Operators logged in from their designated starting points and followed the prompts on their Mobile Data Terminals (MDTs). OTS implemented a stoplight system to guide operators on their performance against the target headway. A red bar on the MDT informed the driver that he was too close to the front vehicle and needed to slow down. Yellow meant being in the “comfort zone,” while green signalled that the driver had to proceed as efficiently as possible. Dispatchers also sent operators chat messages to instruct them to speed up or slow down, or called them if needed. Road supervisors were on standby to intercept buses needing further headway guidance.

This simple system proved highly effective during daily operations. But when it wasn’t business as usual, dispatchers had another useful tool. In case of an accident, they simply pushed a “quarantine” button to take a bus out of the route, automatically recalculating the headway for the remaining vehicles. For dispatchers, it was seamless disruption management.

Buses were normally assigned to quarantine at a terminus and could be moved further down the line, or dropped in front of a unit that’s running too fast to slow them down. Again, the system just automatically recalculated the headway operators followed to keep operations running smoothly.

Results

Adding or removing buses on demand enabled OTS to keep service consistent for passengers, and allowed dispatchers to easily make changes to route operations on the fly. The system greatly helped the agency quickly increase frequency for three of the busiest routes during the COVID pandemic, helping essential workers get to medical facilities faster while remaining socially distanced. The agency also effectively managed manpower shortages with the flexible system.

“Overnight, we literally could add more blocks to the system without a schedule,” John explained. We would just start them at certain locations, we would just put them into the headway mix, and the system would calculate the time. I couldn’t stress enough how this has helped us during COVID.”

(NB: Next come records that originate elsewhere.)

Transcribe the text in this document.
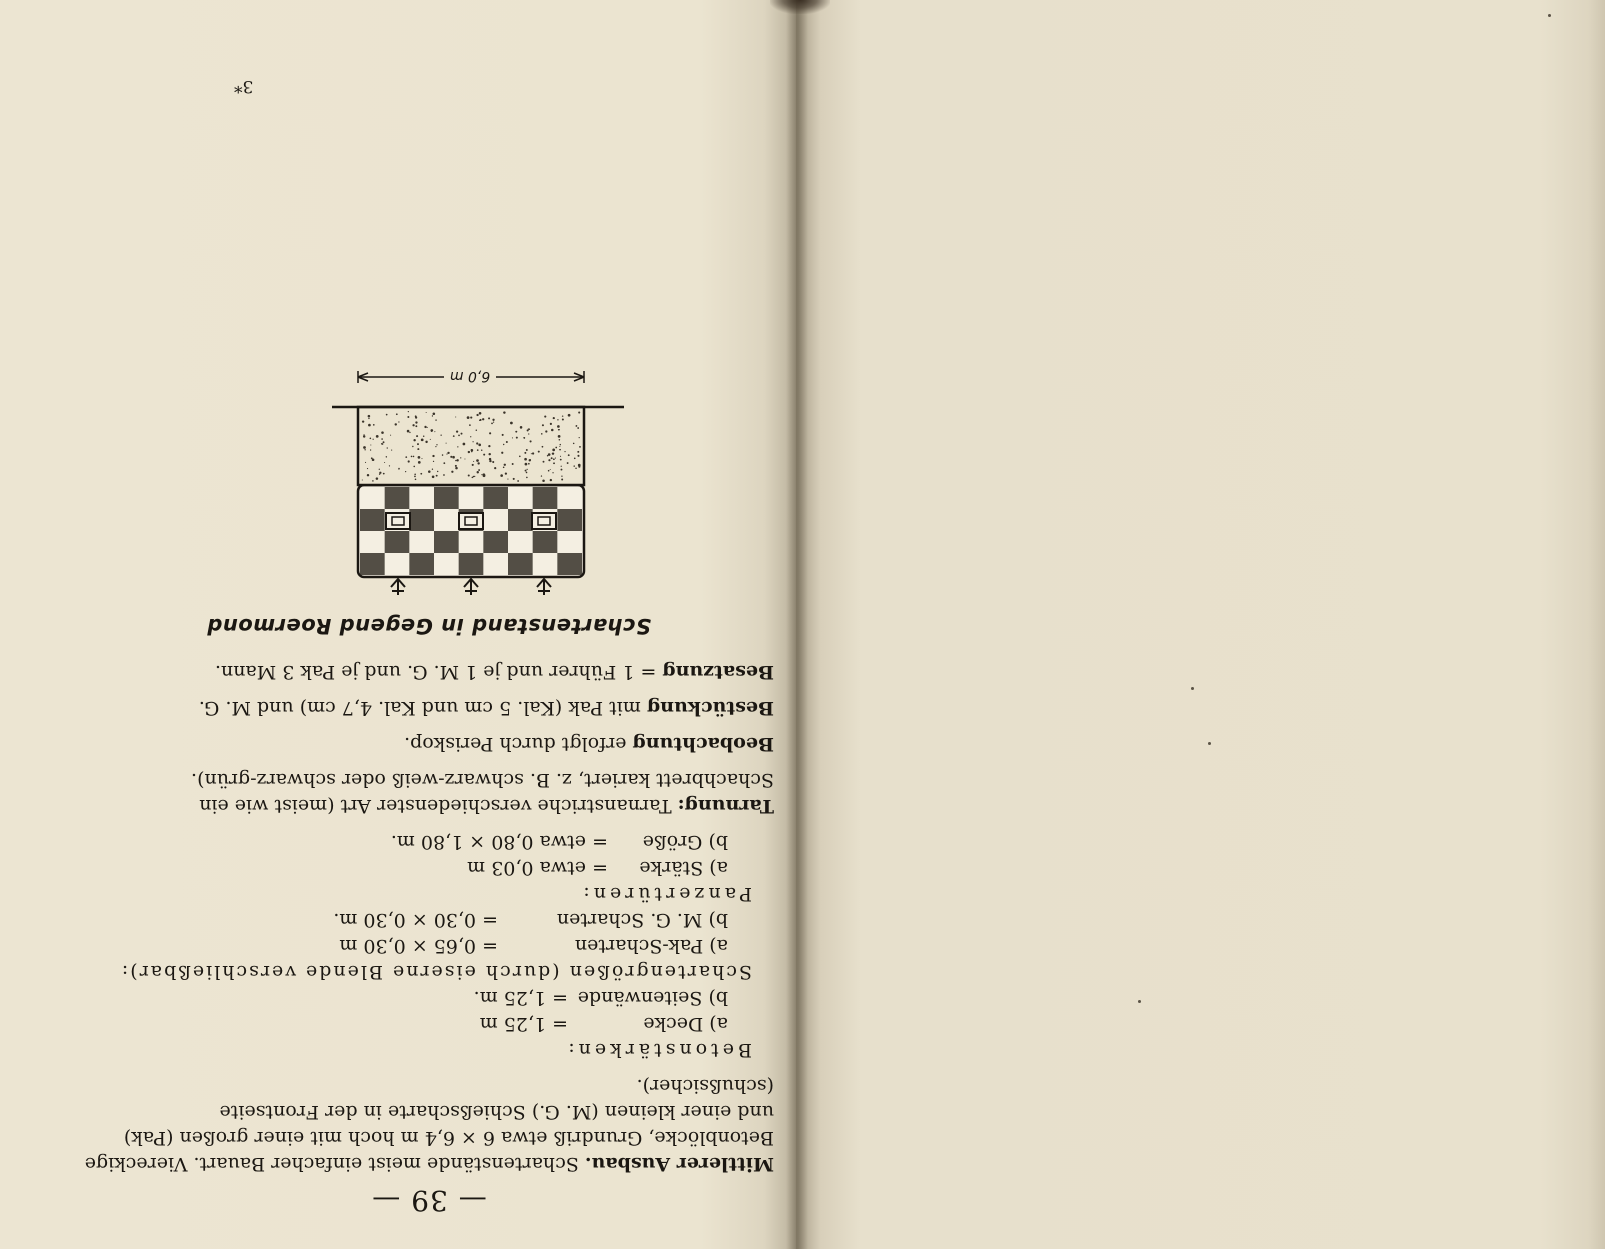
— 39 —

Mittlerer Ausbau. Schartenstände meist einfacher Bauart. Viereckige Betonblöcke, Grundriß etwa 6 × 6,4 m hoch mit einer großen (Pak) und einer kleinen (M. G.) Schießscharte in der Frontseite (schußsicher).

Betonstärken:

a) Decke= 1,25 m
b) Seitenwände= 1,25 m.

Schartengrößen (durch eiserne Blende verschließbar):

a) Pak-Scharten= 0,65 × 0,30 m
b) M. G. Scharten= 0,30 × 0,30 m.

Panzertüren:

a) Stärke= etwa 0,03 m
b) Größe= etwa 0,80 × 1,80 m.

Tarnung: Tarnanstriche verschiedenster Art (meist wie ein Schachbrett kariert, z. B. schwarz-weiß oder schwarz-grün).

Beobachtung erfolgt durch Periskop.

Bestückung mit Pak (Kal. 5 cm und Kal. 4,7 cm) und M. G.

Besatzung = 1 Führer und je 1 M. G. und je Pak 3 Mann.

Schartenstand in Gegend Roermond
6,0 m
3*
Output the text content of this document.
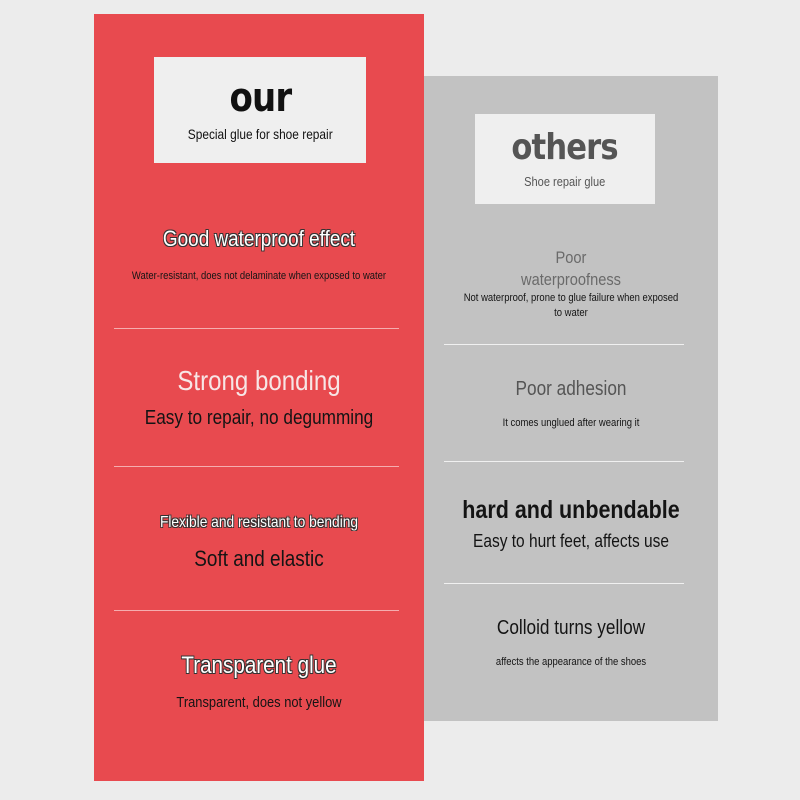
our
Special glue for shoe repair
Good waterproof effect
Water-resistant, does not delaminate when exposed to water
Strong bonding
Easy to repair, no degumming
Flexible and resistant to bending
Soft and elastic
Transparent glue
Transparent, does not yellow
others
Shoe repair glue
Poor
waterproofness
Not waterproof, prone to glue failure when exposed
to water
Poor adhesion
It comes unglued after wearing it
hard and unbendable
Easy to hurt feet, affects use
Colloid turns yellow
affects the appearance of the shoes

Likewise, John couldn’t sing praises enough for how dynamic headway management had transformed dispatch operations and provided a practically fail-safe solution for managing bus schedules. “I don’t know any other system in existence that allows for a frequency- based system,” he said. “This is the only system I know that does it in a dynamic way so no matter what the conditions are on the line you can create that even gap.”